Alma stands in the doorway; pretty, sweet Alma, with puffy moviestar lips and sad, sad eyes. She watches him stare out the window, the shell of a man, broken as he never lets her see. Her husband, who is looking at the dusty, empty street so intently maybe her eyes shimmer, not with tears, no, never with tears. Her husband.
He turns around. Ennis notices her now, but his imagination has replaced her with someone else, someone tall and lean and a little worse for wear after being thrown out of Heaven and dumped unceremoniously on an easily-spooked filly. He crams on his hat so she can't see his sudden raw emotion.

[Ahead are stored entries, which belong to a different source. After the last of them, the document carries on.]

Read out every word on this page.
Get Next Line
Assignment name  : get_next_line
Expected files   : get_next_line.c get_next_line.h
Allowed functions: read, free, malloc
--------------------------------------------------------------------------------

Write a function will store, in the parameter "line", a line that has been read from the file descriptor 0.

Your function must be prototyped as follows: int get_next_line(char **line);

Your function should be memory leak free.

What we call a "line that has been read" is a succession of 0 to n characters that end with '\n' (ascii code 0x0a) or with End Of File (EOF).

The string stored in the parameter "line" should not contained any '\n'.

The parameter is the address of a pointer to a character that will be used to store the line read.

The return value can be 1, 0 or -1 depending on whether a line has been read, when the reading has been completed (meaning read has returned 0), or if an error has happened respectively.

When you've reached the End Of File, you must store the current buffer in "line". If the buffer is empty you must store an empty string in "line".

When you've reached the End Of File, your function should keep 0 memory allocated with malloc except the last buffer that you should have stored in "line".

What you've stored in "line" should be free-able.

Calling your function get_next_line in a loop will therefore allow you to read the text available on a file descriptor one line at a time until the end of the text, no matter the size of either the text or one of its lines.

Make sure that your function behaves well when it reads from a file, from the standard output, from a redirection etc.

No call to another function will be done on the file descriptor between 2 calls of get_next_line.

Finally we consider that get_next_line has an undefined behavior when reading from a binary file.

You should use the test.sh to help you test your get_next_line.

Alma can't see him any more at all, and yet she can. "We should get divorced," she whispers, and then he crumples.

Ennis rushes to her and hugs her tight, and he's muttering something to her. Least, it seems like he is: his breath is hot on her ear, comes in ragged little spurts. "Jack, Jack," she thinks she hears. "Jack." And now he looks at her, tears in his eyes, her manly husband, not-husband anymore. And she has never seen him like this and her open mouth and eyes-not-blurring-with-tears seems to set him off more and now he is crying. "Jack."

Alma doesn't know what to do except fold him in her embrace like Junior, and speak of the devil, here comes Junior walking in to mamma and pappy crying in each other's arms.

"Mom? Daddy?" she asks, uncertainly.

Her nails nick him as she whirls around, her teeth snag his ear very briefly, and Ennis's eyes suddenly go very bright and he looks out the window again like he can see something they all can't.

"Jack," he says.

Alma looks over his ten-gallon hat and fancies she can hear the call of a bluebird and the rush of a whiskey spring.